The Dolphins, at least statistically, might not find a veteran quarterback better than Ryan Tannehill this offseason, but they’re ready to move on, because, well, they now know that he’s not the guy to lead them to anything meaningful. More importantly, the owner knows it.
So who’s the best option to replace him – at least for a year or so – while a rookie draft pick is developed?
I asked two respected longtime NFL executives and got different answers.
One of the executives said, without question, it’s Teddy Bridgewater. But another said he would be eyeing Nick Foles as a one or two-year bridge starter.
Additionally, the Dolphins likely will seriously explore using a first or second-day draft pick on a quarterback.
But unless Miami trades a ton to move up from 13th for Ohio State’s Dwayne Haskins (who hasn’t declared for the draft), none of the handful of other first or second day QB draft prospects might be ready to start immediately, a group that includes Duke’s Daniel Jones, Missouri’s Drew Lock, West Virginia’s Will Grier and perhaps NC State’s Ryan Finley.
Oklahoma’s Kyler Murray hasn’t said if he will pursue an NFL career or stick with plans to play baseball.
Regardless of whether a high pick is used on QB, a veteran starter needs to be added as a stopgap, and four are logical options:
1) Bridgewater.

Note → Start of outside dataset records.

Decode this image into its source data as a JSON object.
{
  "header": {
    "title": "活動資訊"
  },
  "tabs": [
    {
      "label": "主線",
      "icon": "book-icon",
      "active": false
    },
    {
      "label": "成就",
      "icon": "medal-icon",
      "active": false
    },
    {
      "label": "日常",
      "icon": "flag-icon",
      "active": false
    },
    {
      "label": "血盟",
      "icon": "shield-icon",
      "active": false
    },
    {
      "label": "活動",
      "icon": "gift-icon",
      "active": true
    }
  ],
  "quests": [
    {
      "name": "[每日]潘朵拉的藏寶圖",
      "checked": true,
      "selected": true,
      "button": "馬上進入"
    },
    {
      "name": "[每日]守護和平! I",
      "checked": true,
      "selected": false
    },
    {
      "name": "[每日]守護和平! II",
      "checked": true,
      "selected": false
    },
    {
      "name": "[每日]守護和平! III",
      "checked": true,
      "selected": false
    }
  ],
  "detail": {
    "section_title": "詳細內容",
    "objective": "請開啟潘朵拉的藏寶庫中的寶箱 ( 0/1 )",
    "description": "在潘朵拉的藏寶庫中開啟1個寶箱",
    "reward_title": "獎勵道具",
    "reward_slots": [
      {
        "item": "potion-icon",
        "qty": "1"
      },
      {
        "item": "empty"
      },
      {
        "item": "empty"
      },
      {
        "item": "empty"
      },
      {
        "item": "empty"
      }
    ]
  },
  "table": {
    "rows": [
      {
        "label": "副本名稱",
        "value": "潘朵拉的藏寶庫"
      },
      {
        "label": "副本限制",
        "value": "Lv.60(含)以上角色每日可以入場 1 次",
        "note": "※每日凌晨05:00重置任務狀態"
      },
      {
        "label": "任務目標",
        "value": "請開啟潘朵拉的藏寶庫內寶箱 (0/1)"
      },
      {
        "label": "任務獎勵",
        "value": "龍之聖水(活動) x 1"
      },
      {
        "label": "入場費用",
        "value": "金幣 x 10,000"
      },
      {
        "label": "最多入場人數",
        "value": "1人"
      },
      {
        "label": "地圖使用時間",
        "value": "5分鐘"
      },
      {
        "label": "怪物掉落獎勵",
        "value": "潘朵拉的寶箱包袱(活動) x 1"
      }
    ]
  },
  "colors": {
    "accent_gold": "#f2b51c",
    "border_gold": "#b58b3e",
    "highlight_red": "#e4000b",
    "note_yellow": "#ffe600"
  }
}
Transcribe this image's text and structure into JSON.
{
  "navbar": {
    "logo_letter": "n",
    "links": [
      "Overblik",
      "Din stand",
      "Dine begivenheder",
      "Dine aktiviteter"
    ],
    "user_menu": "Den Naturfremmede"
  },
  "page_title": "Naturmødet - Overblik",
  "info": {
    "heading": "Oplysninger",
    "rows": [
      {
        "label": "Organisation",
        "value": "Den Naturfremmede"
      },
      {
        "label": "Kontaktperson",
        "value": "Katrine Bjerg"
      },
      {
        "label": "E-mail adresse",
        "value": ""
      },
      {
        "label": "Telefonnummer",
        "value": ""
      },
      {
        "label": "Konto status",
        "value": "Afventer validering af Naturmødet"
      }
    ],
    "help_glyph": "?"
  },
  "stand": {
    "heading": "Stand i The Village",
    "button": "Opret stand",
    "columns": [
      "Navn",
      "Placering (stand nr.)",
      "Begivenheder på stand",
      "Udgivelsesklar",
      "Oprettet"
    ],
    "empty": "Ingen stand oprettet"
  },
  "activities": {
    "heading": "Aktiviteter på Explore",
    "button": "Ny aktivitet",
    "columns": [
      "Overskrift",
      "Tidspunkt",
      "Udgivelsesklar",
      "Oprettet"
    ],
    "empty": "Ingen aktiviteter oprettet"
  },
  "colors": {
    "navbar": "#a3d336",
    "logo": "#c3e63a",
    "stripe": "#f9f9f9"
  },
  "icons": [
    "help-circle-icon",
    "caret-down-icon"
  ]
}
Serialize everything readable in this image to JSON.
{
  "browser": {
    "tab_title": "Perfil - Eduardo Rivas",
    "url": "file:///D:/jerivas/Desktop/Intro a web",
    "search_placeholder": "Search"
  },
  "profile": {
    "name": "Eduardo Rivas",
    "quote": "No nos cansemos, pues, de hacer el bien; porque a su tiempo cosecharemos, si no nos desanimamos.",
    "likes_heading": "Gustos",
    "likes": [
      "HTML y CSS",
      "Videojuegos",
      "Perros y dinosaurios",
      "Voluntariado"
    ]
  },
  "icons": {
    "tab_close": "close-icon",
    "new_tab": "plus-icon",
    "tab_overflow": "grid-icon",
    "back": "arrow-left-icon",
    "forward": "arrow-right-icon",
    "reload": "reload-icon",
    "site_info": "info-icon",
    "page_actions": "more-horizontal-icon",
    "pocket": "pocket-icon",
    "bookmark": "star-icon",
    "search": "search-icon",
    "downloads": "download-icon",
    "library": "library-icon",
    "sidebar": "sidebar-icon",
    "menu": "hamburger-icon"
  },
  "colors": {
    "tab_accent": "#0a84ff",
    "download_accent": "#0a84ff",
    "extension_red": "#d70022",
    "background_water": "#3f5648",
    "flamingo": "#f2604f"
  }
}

An impending free agent, he struggled in his first start in three years on Sunday, going 13 for 22 for 118 yards, one touchdown and one interception in a 33-14 loss to Carolina. Bridgewater likely would have interest in Miami, but he lost one supporter when Adam Gase was fired.
2) Joe Flacco. Very likely to be cut or traded by Baltimore. He’s had a passer rating between 80 and 84 each of the past four seasons, well below Tannehill’s this season. He could be one-year stopgap.
3) Case Keenum. Another potential one-year stopgap. Denver can save $11 million in cap space by cutting him. His numbers (18 touchdowns, 15 interceptions, 81.2 rating) are worse than Tannehill’s but he would be cheaper.
4) Nick Foles. When he’s good, he’s very good, including the final two games of this season (63 for 82 for 692 yards, six touchdowns and two picks in wins against Houston and Washington) and a 115 rating, six touchdowns and one pick in last year’s Super Bowl run. The Eagles will save $18.6 million against the cap by cutting him. He’s better than his 88.5 career passer rating suggests.
One potential option was removed when Tampa Bay announced it’s retaining Jameis Winston. The Dolphins might pursue Derek Carr if Oakland is willing to trade him. If none of those materialize, Ryan Fitzpatrick and Josh McCown and perhaps Tyrod Taylor would be stopgap alternatives.